Una stella di bronzo che brilla sul maneggio di via per Trezzano: il Centro ippico La Staffa di Cusago ha ricevuto dal Coni la Stella di bronzo al merito sportivo, riconoscimento destinato ad atleti, tecnici e società che hanno contribuito con il loro lavoro a valorizzare lo sport italiano. La Staffa è l’unico centro ippico premiato in Lombardia in questa edizione, un dettaglio che rende il traguardo ancora più significativo. Il diploma, datato 25 ottobre 2025, è stato consegnato ufficialmente qualche giorno fa durante la cerimonia in cui il Comitato olimpico ha premiato prima gli atleti e poi le associazioni e i dirigenti distintisi nelle discipline olimpiche. Una cornice ideale per una realtà che, da decenni, forma cavalieri e cavalli soprattutto nel dressage e nel salto ostacoli, discipline a tutti gli effetti parte del programma olimpico.

In campo conta la sintonia con il cavallo”
«L’equitazione resta uno dei pochi sport in cui uomini e donne gareggiano alla pari, sulle stesse altezze e negli stessi percorsi» spiega Roberta Trapani, presidente dell’associazione. «In campo vanno cavallo e cavaliere insieme: entrambi devono essere perfettamente in sintonia nello sforzo atletico». La Staffa affonda le radici negli anni Sessanta, quando un gruppo di appassionati decise di unire i propri cavalli e creare un punto di riferimento per le discipline equestri a Cusago. In seguito la guida del centro passò a Filippo Giannini, cavaliere con esperienza internazionale e oggi tecnico di riferimento del maneggio.
Una vita fatta di passione e sacrificio
La vita con i cavalli non conosce pause: lavoro continuo, impegni nei concorsi regionali e nazionali, presenza costante in scuderia. «Sono una passione e un lavoro che assorbono e riempiono la vita», racconta Trapani. E sottolinea come la Stella di bronzo sia soprattutto un premio di squadra: «Io mi occupo del settore ponies, Simone Olivo segue il settore giovanile e naturalmente Giannini guida la parte tecnica». Nel palmarès del centro spiccano numerosi risultati, tra cui la vittoria al campionato regionale 2015. Anche il curriculum del direttore tecnico è di rilievo: campionati europei juniores nel 1983, un prestigioso terzo posto ai regionali nel 1991 e successive partecipazioni internazionali.

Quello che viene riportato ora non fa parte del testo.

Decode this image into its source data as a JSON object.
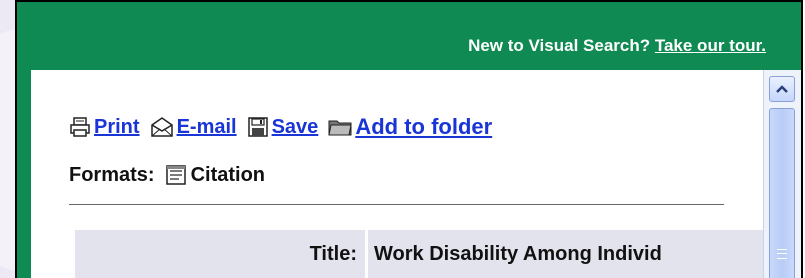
{
  "header": {
    "prompt_text": "New to Visual Search?",
    "tour_link": "Take our tour."
  },
  "toolbar": {
    "print_label": "Print",
    "email_label": "E-mail",
    "save_label": "Save",
    "add_folder_label": "Add to folder",
    "icons": [
      "printer-icon",
      "envelope-icon",
      "floppy-disk-icon",
      "folder-icon"
    ]
  },
  "formats": {
    "label": "Formats:",
    "items": [
      {
        "label": "Citation",
        "icon": "citation-icon"
      }
    ]
  },
  "record": {
    "title_label": "Title:",
    "title_value": "Work Disability Among Individ"
  },
  "colors": {
    "header_green": "#0f8a52",
    "link_blue": "#1a35d6",
    "row_bg": "#e3e3ee",
    "scrollbar_blue": "#b8ccf6"
  }
}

Una piccola realtà che punta sulla qualità
La Staffa non è una struttura di grandi dimensioni, e forse proprio qui risiede la sua forza. Nelle scuderie trovano posto 25 cavalli da salto ostacoli, tutti selezionati da allevamenti europei — soprattutto tedeschi, belgi e olandesi. In campo lavorano al massimo cinque cavalli alla volta, per mantenere un ambiente controllato e familiare. Un equilibrio che richiede attenzione e sensibilità: «Il cavallo è uno specchio del cavaliere», spiegano alla Staffa. «È un animale che percepisce al volo ogni cambiamento di umore o atteggiamento e lo riflette». Ed è per questo che nel centro si parla apertamente di “scuola di vita”, oltre che di scuola sportiva.
Un riconoscimento che racconta una storia
Per chi ci lavora ogni giorno, la Stella di bronzo non rappresenta un traguardo, ma una tappa nel cammino di un impegno che non conosce soste. Un modo per fissare sulla carta ciò che, a Cusago, esiste da decenni: un luogo in cui passione, tecnica e cultura equestre hanno contribuito a scrivere un piccolo ma significativo pezzo di storia dell’equitazione lombarda.